Л. Н. Толстой в романе «Война и мир», размышляя о пожаре Москвы, дает ему свое объяснение, называя причиной пожара объективные условия и обстоятельства. «Как ни лестно было французам обвинять зверство Ростопчина и русским обвинять Бонапарта или потом влагать героический факел в руки своего народа, — пишет он, — нельзя не видеть, что такой непосредственной причиной пожара не могло быть, потому что Москва должна была сгореть, как должна сгореть каждая деревня, фабрика, всякий дом, из которого выйдут хозяева и в который пустят хозяйничать и варить себе кашу чужих людей. Москва сожжена жителями, это правда; но не теми жителями, которые оставались в ней, а теми, которые выехали из нее». Между прочим, объективную неизбежность пожара, подтверждая мнение Толстого, предсказывал и Ростопчин. В письме жене, написанном в день вступления французов в Москву, он писал: «Город уже грабят, а так как нет пожарных труб, то я убежден, что он сгорит».
Но ведь для понимания и оценки московского пожара имеет огромное значение знание того, кто зажег город и с какими целями.
Причиной первоначальных пожаров, как свидетельствуют документы, стало массовое мародерство французских солдат, но в результате первых пожаров огонь — и это совершенно естественно в городе, где большинство построек деревянные, а Москва была деревянная — вышел из-под контроля, и запылали целые районы, заставив французов и самого Наполеона бежать из центра города. Пожар начал утихать только тогда, когда дома сгорели, и окончательно был погашен дождем, лившим три дня подряд.

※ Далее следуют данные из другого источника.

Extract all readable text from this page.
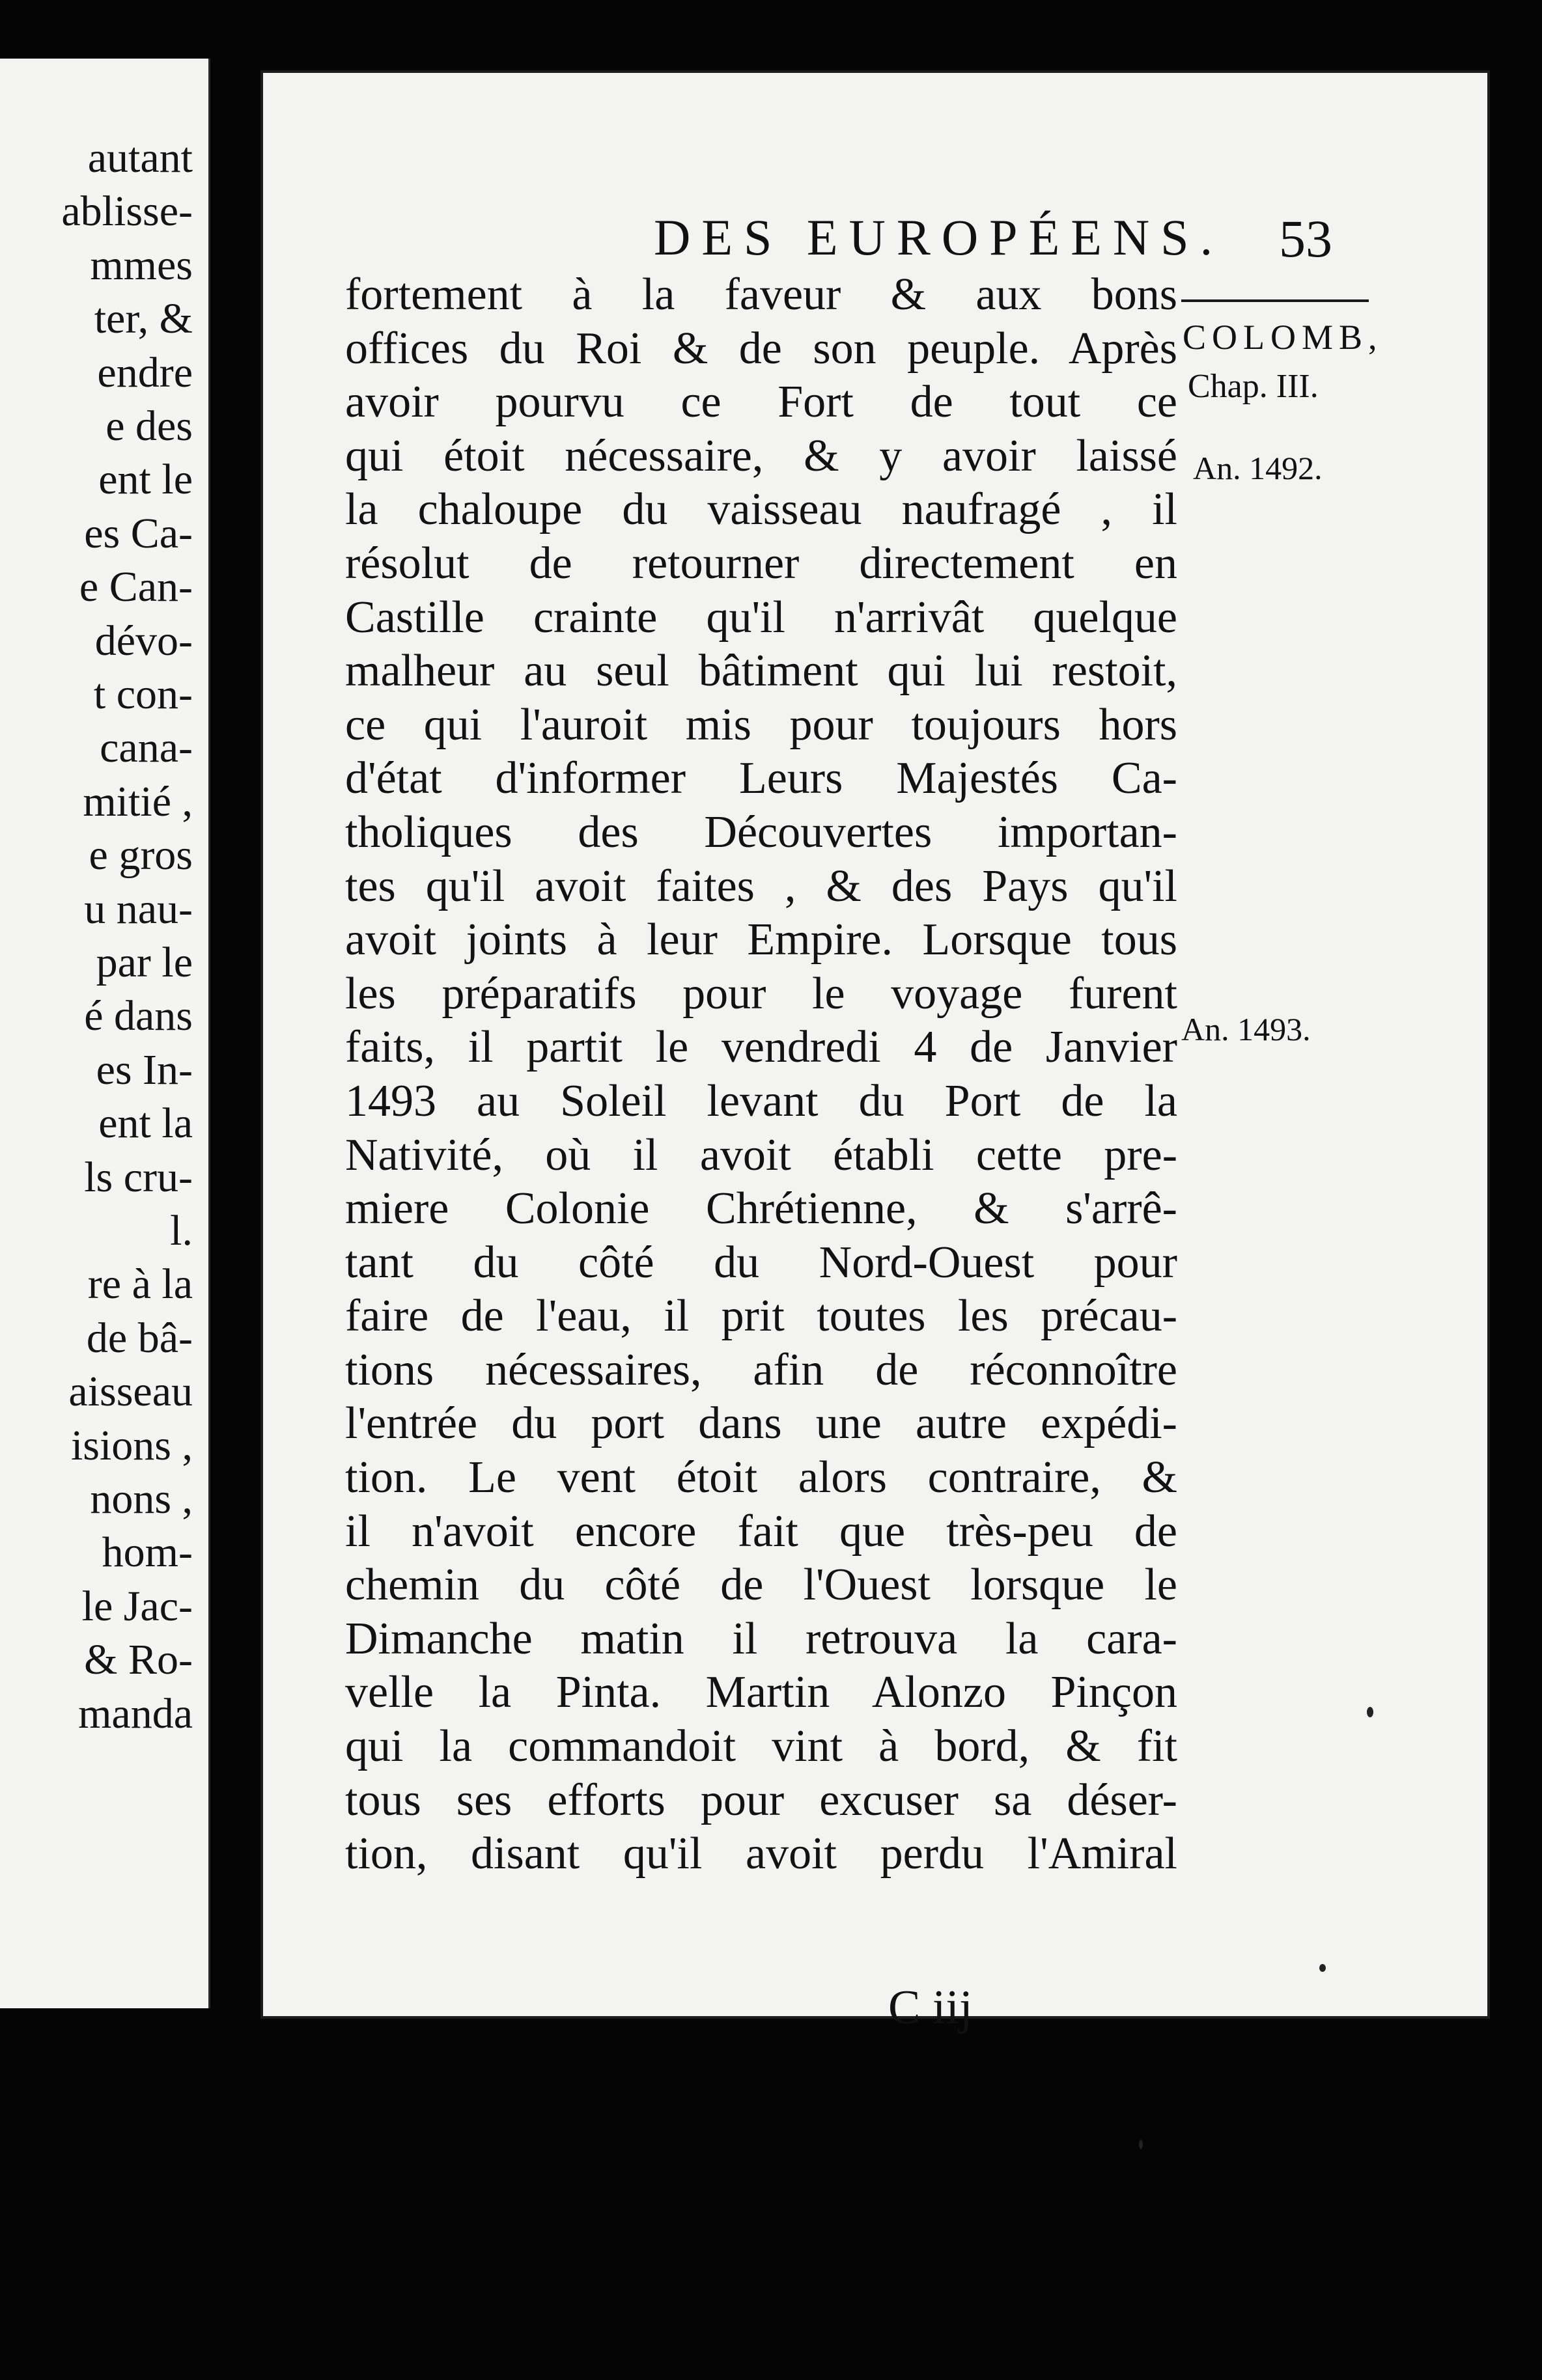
autant
ablisse-
mmes
ter, &
endre
e des
ent le
es Ca-
e Can-
dévo-
t con-
cana-
mitié ,
e gros
u nau-
par le
é dans
es In-
ent la
ls cru-
l.
re à la
de bâ-
aisseau
isions ,
nons ,
hom-
le Jac-
& Ro-
manda
DES EUROPÉENS. 53
COLOMB,
Chap. III.
An. 1492.
An. 1493.
fortement à la faveur & aux bons
offices du Roi & de son peuple. Après
avoir pourvu ce Fort de tout ce
qui étoit nécessaire, & y avoir laissé
la chaloupe du vaisseau naufragé , il
résolut de retourner directement en
Castille crainte qu'il n'arrivât quelque
malheur au seul bâtiment qui lui restoit,
ce qui l'auroit mis pour toujours hors
d'état d'informer Leurs Majestés Ca-
tholiques des Découvertes importan-
tes qu'il avoit faites , & des Pays qu'il
avoit joints à leur Empire. Lorsque tous
les préparatifs pour le voyage furent
faits, il partit le vendredi 4 de Janvier
1493 au Soleil levant du Port de la
Nativité, où il avoit établi cette pre-
miere Colonie Chrétienne, & s'arrê-
tant du côté du Nord-Ouest pour
faire de l'eau, il prit toutes les précau-
tions nécessaires, afin de réconnoître
l'entrée du port dans une autre expédi-
tion. Le vent étoit alors contraire, &
il n'avoit encore fait que très-peu de
chemin du côté de l'Ouest lorsque le
Dimanche matin il retrouva la cara-
velle la Pinta. Martin Alonzo Pinçon
qui la commandoit vint à bord, & fit
tous ses efforts pour excuser sa déser-
tion, disant qu'il avoit perdu l'Amiral
C iij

В конце сентября — первых числах октября Наполеон принял решение уходить из Москвы. И тогда вновь начались пожары.
Наполеон отдал приказ взорвать Кремль, собор Василия Блаженного, который в силу своего высокомерного невежества назвал мечетью, и сжечь сохранившиеся каменные здания.
Французы поджигали общественные и частные дома. Некоторые здания удавалось спасти. Чиновник Московского почтамта А. Карфачевский, вместе со многими другими погорельцами нашедший убежище в здании Почтамта, рассказывает: «10 октября пришел французский капрал с повелением зажечь почтамт. Я накормил и напоил сих голодных пришельцев и заплатил, с помощью наших собратий, 205 рублей, за что остались не сожженными, и тем спас до 60 семейств…» Для охраны Воспитательного дома, в котором оставались дети малолетнего отделения, Наполеон, по просьбе его директора, И. В. Тутолмина, сначала откомандировал жандармов, но в октябре и туда явился караул французских солдат-поджигателей. «Когда я и подчиненные мои с помощью пожарных труб старались загасить огонь, тогда французские зажигатели поджигали с других сторон вновь, — пишет Тутомлин в донесении императрице Марии Федоровне. — Наконец некоторые из стоявших в доме жандармов, оберегавших меня, сжалившись над нашими трудами, сказали мне: „оставьте, — приказано сжечь“».
7 октября Наполеон покинул Москву. В городе остался корпус маршала Мортье, назначенного генерал-губернатором русской столицы, он должен был взорвать Кремль и все остальные здания, назначенные к уничтожению. В ночь на 11 октября начались подрывы, французы стали уходить из города. На рассвете 11 октября первые русские отряды прорвались в Москву, на улицах завязались бои. Москвичи, зная о минировании города, бросились тушить фитили, и многие здания, в том числе и соборы в Кремле, были спасены.
Однако, как писал современник несколько дней спустя после ухода французов, «Москва из древней столицы обратилась в развалины».
Русская пословица совершенно определенно называет виновника московского пожара: «Сам себя сжег француз».
О московском пожаре сложено много песен, и во всех них в тех или иных выражениях говорится одно и то же: Москву поджигали и взрывали французы:
Но ни в пословице, ни в песне, ни в загадке, ни в каком другом жанре фольклора не говорится о том, что москвичи сами поджигали свои дома: значит, они этого не делали и к поджигателям относились отрицательно. Народ понимал, что в этих условиях более действенна иная тактика борьбы с врагом.
Лишившиеся в пожаре своих домов москвичи спасались от огня в обширных садах московских вельмож. Туда сходились с остатками своих пожитков сотни семей, располагались кучками на траве, под кустами.